The main focus for history-social science in the fifth grade program is the United States history and geography in relation to making a new nation. Students in the fifth grade program will study the development of the nation up to 1850, with an emphasis on the people who were already here, when, and from where others arrived, and why they came. They will learn about the colonial government founded on Judeo-Christian principles, the ideals of the Enlightenment, and the English traditions of self-government. Students will recognize that ours is a nation that has a constitution that derives its power from the people that have gone through a revolution that once sanctioned slavery, that experienced conflict over land with the original inhabitants, and that experienced a westward movement that took its people across the continent. Studying the cause, course, and consequences of the early explorations through the War of Independence and western expansion is central to the students’ fundamental understanding of how the principles of the American republic form the basis of pluralistic society in which individual rights are secured.

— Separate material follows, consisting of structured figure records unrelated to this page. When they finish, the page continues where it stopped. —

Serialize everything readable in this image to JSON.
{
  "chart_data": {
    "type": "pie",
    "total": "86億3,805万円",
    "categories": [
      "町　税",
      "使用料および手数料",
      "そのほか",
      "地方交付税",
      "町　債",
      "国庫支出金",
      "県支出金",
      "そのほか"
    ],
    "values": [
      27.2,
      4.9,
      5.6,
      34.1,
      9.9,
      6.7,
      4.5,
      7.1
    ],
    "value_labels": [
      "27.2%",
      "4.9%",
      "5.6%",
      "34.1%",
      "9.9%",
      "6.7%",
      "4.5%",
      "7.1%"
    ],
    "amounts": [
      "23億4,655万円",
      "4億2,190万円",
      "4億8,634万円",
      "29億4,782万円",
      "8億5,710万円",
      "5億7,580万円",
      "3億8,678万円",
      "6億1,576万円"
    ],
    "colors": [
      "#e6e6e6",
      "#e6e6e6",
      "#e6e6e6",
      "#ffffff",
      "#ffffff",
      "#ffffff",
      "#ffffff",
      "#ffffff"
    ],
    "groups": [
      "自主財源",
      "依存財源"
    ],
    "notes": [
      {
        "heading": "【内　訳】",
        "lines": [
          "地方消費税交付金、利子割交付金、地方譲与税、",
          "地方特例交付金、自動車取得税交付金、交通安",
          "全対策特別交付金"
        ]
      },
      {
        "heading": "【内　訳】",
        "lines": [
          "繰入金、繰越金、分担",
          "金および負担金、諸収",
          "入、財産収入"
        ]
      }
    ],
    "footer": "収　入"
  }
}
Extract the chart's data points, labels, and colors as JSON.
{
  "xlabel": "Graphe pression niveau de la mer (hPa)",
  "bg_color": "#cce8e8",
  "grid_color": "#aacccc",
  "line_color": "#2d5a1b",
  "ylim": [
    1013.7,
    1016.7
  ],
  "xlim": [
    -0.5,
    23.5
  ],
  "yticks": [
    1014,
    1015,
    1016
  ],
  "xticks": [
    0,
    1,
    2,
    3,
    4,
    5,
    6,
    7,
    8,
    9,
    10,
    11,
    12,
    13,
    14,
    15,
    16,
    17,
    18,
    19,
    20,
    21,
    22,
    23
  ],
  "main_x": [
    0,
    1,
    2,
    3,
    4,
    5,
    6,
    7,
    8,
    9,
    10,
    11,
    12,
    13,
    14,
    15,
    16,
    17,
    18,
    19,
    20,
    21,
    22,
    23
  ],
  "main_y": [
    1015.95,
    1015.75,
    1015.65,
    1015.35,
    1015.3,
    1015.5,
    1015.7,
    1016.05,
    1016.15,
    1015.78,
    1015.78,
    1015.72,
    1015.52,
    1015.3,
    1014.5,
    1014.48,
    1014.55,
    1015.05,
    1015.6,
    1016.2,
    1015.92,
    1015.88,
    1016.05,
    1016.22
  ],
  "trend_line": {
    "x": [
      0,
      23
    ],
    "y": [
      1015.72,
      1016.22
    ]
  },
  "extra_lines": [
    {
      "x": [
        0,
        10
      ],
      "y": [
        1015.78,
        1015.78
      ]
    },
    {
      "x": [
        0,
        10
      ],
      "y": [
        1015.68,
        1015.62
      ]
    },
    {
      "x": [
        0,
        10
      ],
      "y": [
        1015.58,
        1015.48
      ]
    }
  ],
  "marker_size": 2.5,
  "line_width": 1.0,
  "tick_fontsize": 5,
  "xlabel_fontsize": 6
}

Students in the fifth grade will learn about chemical reactions and discover the special properties of metallic elements. They will distinguish between molecules and atoms and chemical compounds and mixtures as well as learning about the organization of atoms on the periodic table of the elements. Students will be shown how particular chemical reactions, such as photosynthesis and respiration, drive the physiological processes of living cells. They will add to what they have learned in the previous grade levels about the external characteristics and adaptations of plants and animals. Students will further develop some knowledge about the fundamental principles of physiology, in that they learn about blood circulation and respiration in the human body, digestion of food and collection/excretion of wastes in animals, the movement of water and minerals from the roots of plants to the leaves, and the transport of sugar generated during photosynthesis from the leaves to the other parts of the plant. Throughout the year, they will also continue their study about the hydrologic cycle (water cycle), the process by which water moves between the land and the oceans. Students will learn how the process influences the distribution of weather-related precipitation, which leads to the types and rates of erosion. They will also proceed to learn more about the solar system in that it contains asteroids and comets in addition to the Sun, nine planets, and moons. Students learn about the composition of the Sun and the relationship between gravity and planetary orbits.